I mentioned it to a couple of people, but the response was not enthusiastic. Oh, well. And now I don't work there anymore. Another missed opportunity.
This year our celebration will be low-key. We might have some people. Last year, my true love tells me he only had one set of trick-or-treaters, the little girls next door, one of whom named Sara or Sarah, not sure which, made so bold as to walk right into the house and demand candy as soon as the door had opened.
I hope we have more people this year. I've already begun the cooking.
Want to see inside the pot? (Click to enlarge.)

(Sorry that last shot is so dim. I tried using my flash, but I kept getting terrible red-eye.)
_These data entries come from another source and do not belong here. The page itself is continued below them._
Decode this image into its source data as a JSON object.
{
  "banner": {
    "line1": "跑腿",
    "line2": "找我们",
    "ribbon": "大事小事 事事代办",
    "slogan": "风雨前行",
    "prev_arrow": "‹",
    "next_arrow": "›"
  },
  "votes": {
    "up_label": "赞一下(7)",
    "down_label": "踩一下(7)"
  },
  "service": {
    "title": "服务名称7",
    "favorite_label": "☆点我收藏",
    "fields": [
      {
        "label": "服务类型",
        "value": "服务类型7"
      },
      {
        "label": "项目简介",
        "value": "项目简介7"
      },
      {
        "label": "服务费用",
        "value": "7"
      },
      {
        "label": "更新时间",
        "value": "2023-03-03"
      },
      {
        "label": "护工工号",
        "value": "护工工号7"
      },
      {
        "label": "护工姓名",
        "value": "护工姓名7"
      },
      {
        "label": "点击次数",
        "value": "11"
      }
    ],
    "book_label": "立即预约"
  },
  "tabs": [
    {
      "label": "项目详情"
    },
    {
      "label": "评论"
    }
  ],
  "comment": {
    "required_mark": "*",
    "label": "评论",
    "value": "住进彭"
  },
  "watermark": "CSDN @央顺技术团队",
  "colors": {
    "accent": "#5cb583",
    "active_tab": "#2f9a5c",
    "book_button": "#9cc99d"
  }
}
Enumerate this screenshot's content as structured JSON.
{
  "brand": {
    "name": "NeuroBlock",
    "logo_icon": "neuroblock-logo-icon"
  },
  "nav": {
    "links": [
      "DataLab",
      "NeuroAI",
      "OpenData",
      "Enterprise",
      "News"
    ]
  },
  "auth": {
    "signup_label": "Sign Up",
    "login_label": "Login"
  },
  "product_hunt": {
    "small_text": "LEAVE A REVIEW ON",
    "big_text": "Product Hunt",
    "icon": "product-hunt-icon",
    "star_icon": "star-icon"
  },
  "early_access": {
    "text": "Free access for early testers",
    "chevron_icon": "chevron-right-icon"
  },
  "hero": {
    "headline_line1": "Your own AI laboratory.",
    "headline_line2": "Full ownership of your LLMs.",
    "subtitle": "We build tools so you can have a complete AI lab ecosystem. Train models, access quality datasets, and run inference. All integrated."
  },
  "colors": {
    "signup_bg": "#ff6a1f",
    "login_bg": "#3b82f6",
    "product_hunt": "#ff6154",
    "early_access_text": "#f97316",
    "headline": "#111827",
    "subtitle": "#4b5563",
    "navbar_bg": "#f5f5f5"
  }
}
My husband and I are sitting here waiting for the doorbell to start ringing. Before the nearby park started a 'walk-around-the-lake' trick or treat night, we'd have as many as 225 trick or treaters - fewer now. I grew up in the 50's - imagine, full-size candy bars and no need to check for mischief concealed in the treats. In many ways they were the good old days. Hope you get a good haunting tonight :0)
Posted by: Cathy | October 31, 2006 at 05:20 PM
I grew up in the '60s. I think that's when the "fun size" candy bar was invented. My parents were the kind who checked in the '50s, too, though, for the other kids. My parents believed in the existence of evil people bent on doing harm to little children long before this was the norm.
We got a few trick-or-treaters here this week, but not enough. It's funny what a difference one town over can make. It took five years in our previous town to attract them. In this town, we had a couple last year, a few this year. I've never seen anything like 225 as an adult, though, not even in those towns where the stores host trick-or-treating through the commerce district sort of like your town's walk around the lake. It is a very unusual year for me to give away a whole bag of candy.